La Suisse doit se positionner comme pays aspirant à la justice et à l’équité, «et qui voit dans la démocratie non seulement le pouvoir du plus grand nombre, mais encore le respect des minorités et la cohabitation permanente des gagnants et des moins chanceux», a déclaré Doris Leuthard dans son discours. Pour renforcer l’identité du pays, il faut intégrer l’individu à la collectivité. «Je reste confiante»

La nouvelle année ne sera pas facile pour tout le monde: chômeurs, personnes qui craignent pour leur emploi, jeunes sans place d’apprentissage, malades, personnes âgées. «Pourtant, je reste confiante», a affirmé la présidente. Selon elle, «il y a toujours un chemin, même dans l’adversité». Et parfois, il exige force et courage.

La conseillère fédérale a souligné que la Suisse pouvait s’appuyer sur son tissu social mais aussi sur une économie forte et une solide politique financière. «Nous sommes aujourd’hui la nation la plus compétitive du monde.

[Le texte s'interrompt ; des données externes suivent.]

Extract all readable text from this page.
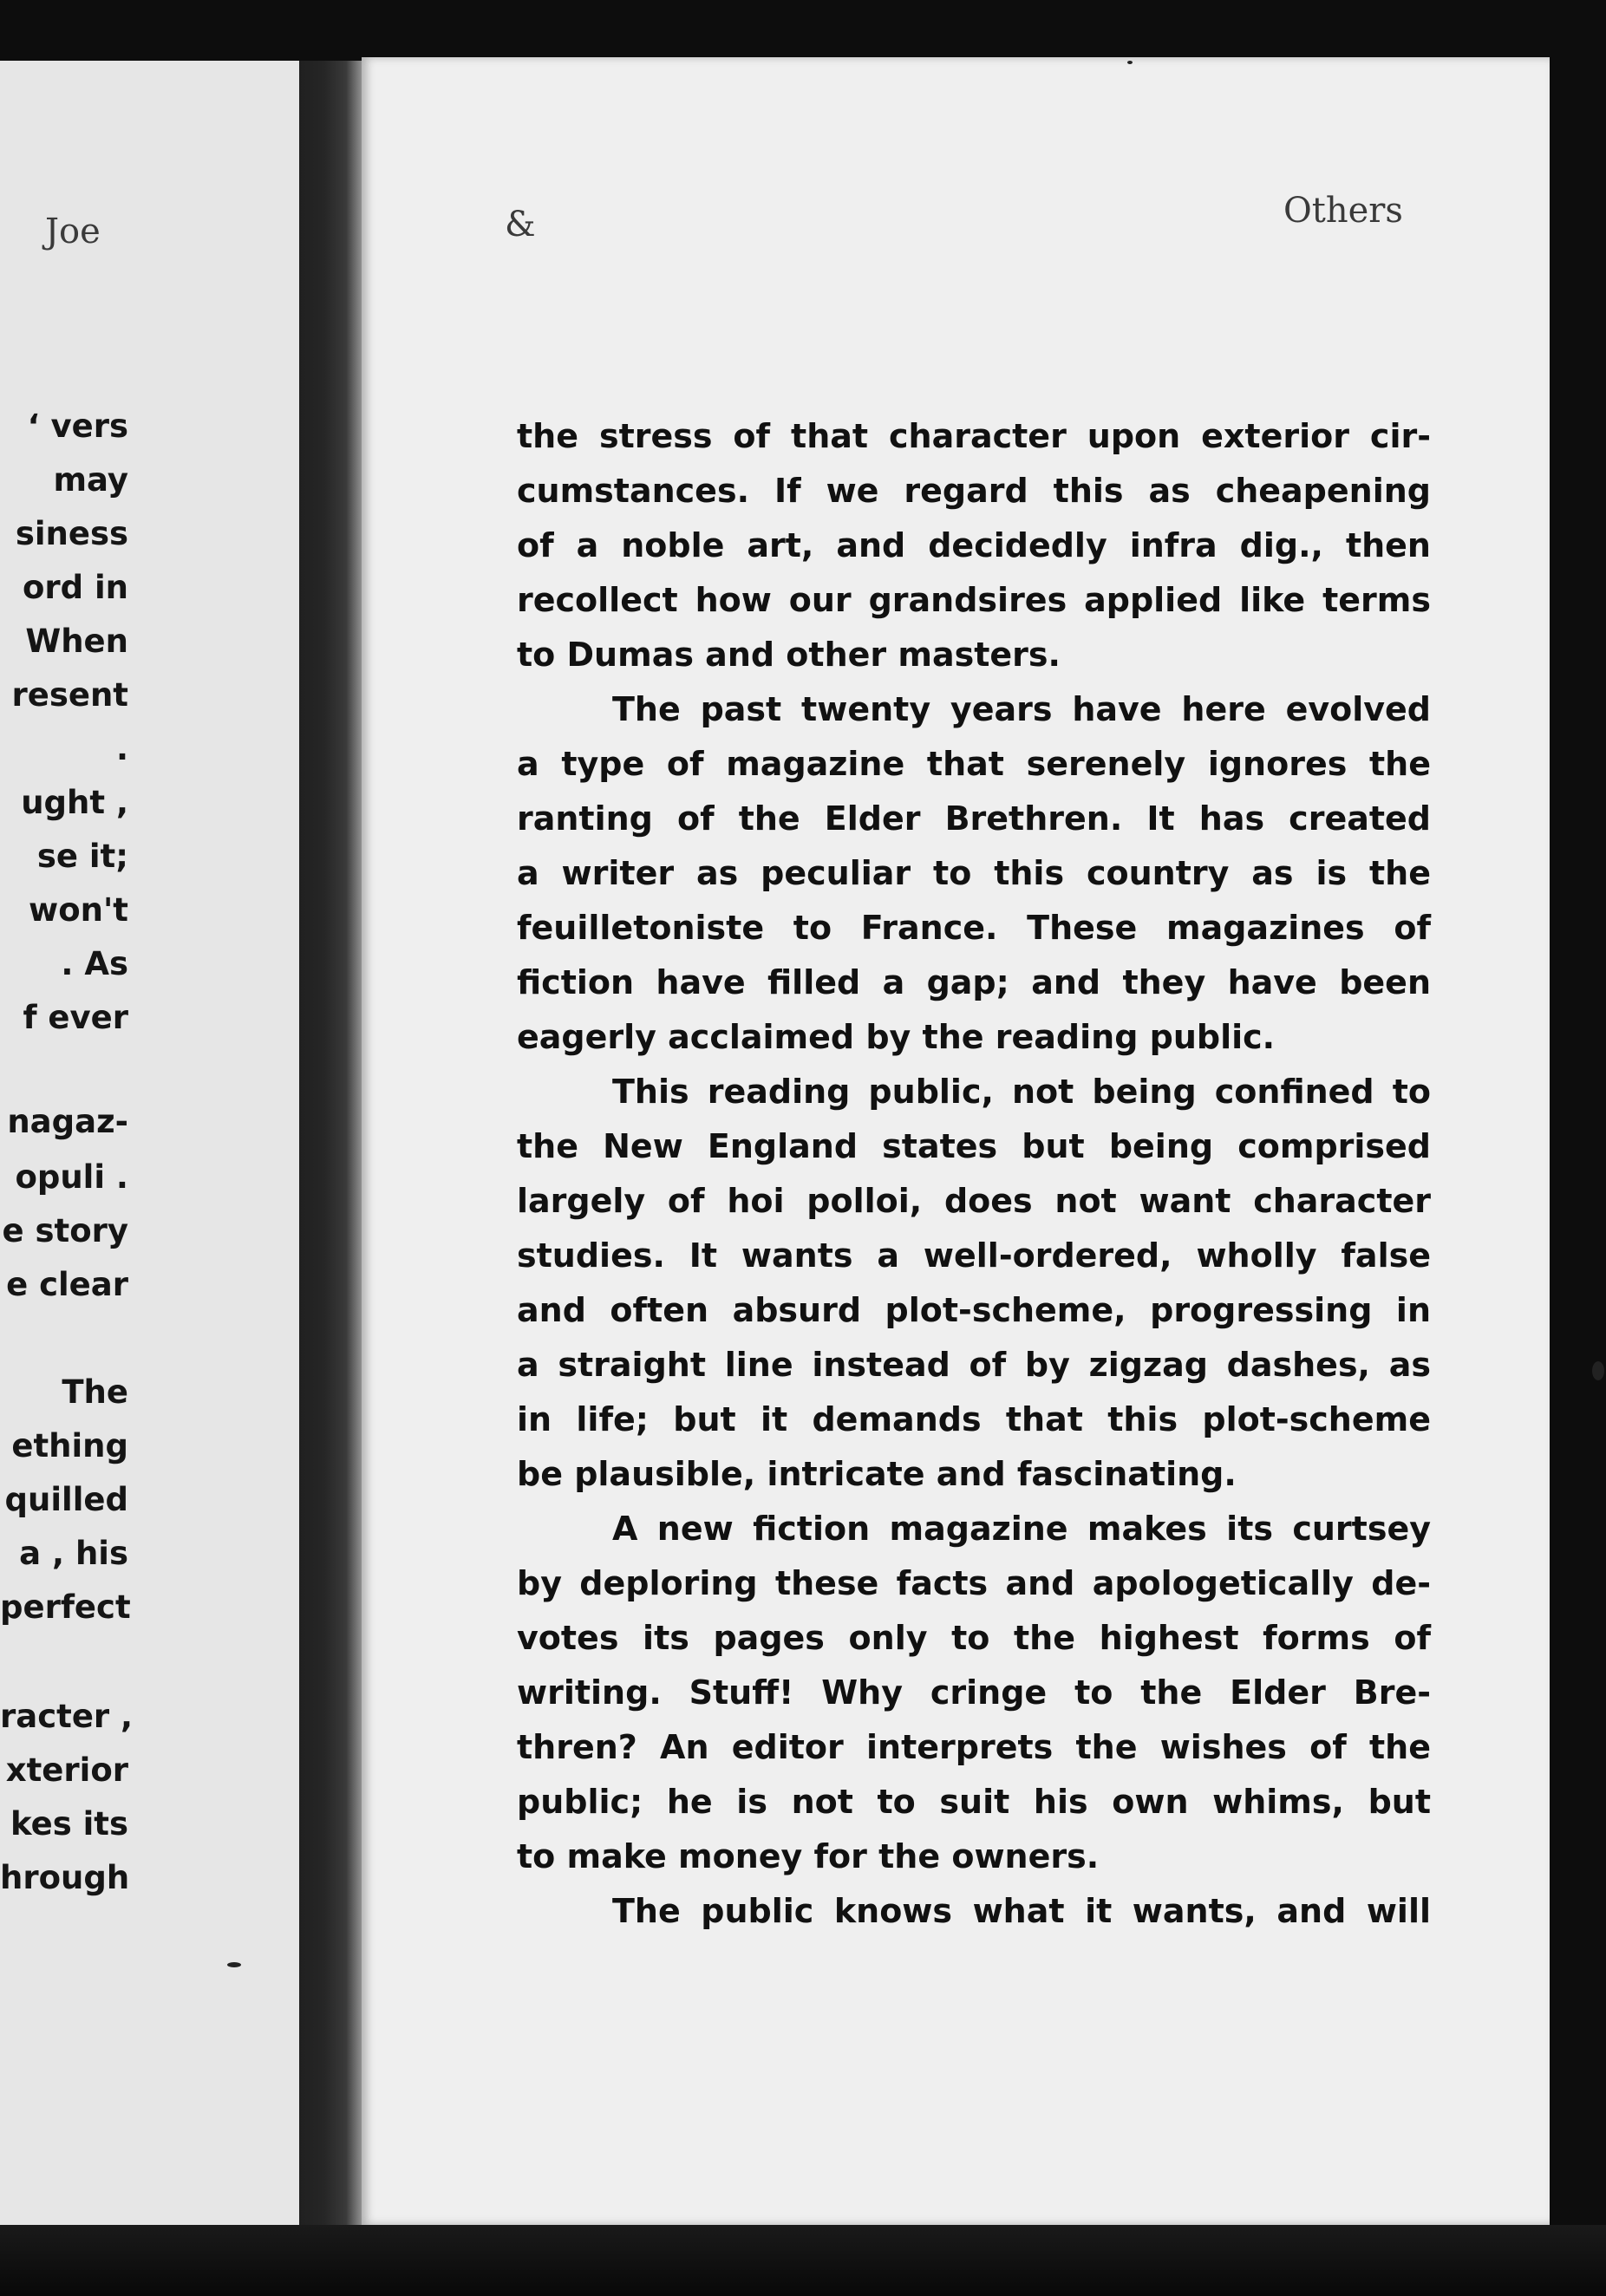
Joe	&	Others

‘ vers

may

siness

ord in

When

resent

.

ught ,

se it;

won't

. As

f ever

nagaz-

opuli .

e story

e clear

The

ething

quilled

a , his

perfect

racter ,

xterior

kes its

hrough

the stress of that character upon exterior cir-
cumstances. If we regard this as cheapening
of a noble art, and decidedly infra dig., then
recollect how our grandsires applied like terms
to Dumas and other masters.
The past twenty years have here evolved
a type of magazine that serenely ignores the
ranting of the Elder Brethren. It has created
a writer as peculiar to this country as is the
feuilletoniste to France. These magazines of
fiction have filled a gap; and they have been
eagerly acclaimed by the reading public.
This reading public, not being confined to
the New England states but being comprised
largely of hoi polloi, does not want character
studies. It wants a well-ordered, wholly false
and often absurd plot-scheme, progressing in
a straight line instead of by zigzag dashes, as
in life; but it demands that this plot-scheme
be plausible, intricate and fascinating.
A new fiction magazine makes its curtsey
by deploring these facts and apologetically de-
votes its pages only to the highest forms of
writing. Stuff! Why cringe to the Elder Bre-
thren? An editor interprets the wishes of the
public; he is not to suit his own whims, but
to make money for the owners.
The public knows what it wants, and will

Grâce à leurs prestations hors pair, nos apprentis ont décroché l’argent au Concours mondial des métiers.» «Pas de réponse toute faite»

Pour Doris Leuthard, chacun doit être conscient de sa coresponsabilité pour son avenir et celui du pays. «Il n’y a pas de réponse toute faite à chaque problème, pas même pour le Conseil fédéral.» En se remettant en question et en portant un regard critique sur leurs propres positions, les Suisses pourront aller de l’avant.

Plusieurs défis sont à relever: créer de nouveaux emplois dans les technologies d’avenir, proposer des passerelles à chaque jeune qui sort de l’école, renforcer la formation, la recherche et l’innovation, maîtriser les coûts de la santé.

Mais aussi s’attaquer aux problèmes dans les domaines de la sécurité, de l’énergie ou de l’environnement. Dans un monde en profonde mutation, la Suisse doit en outre ne pas se laisser désarçonner par les rapports de force.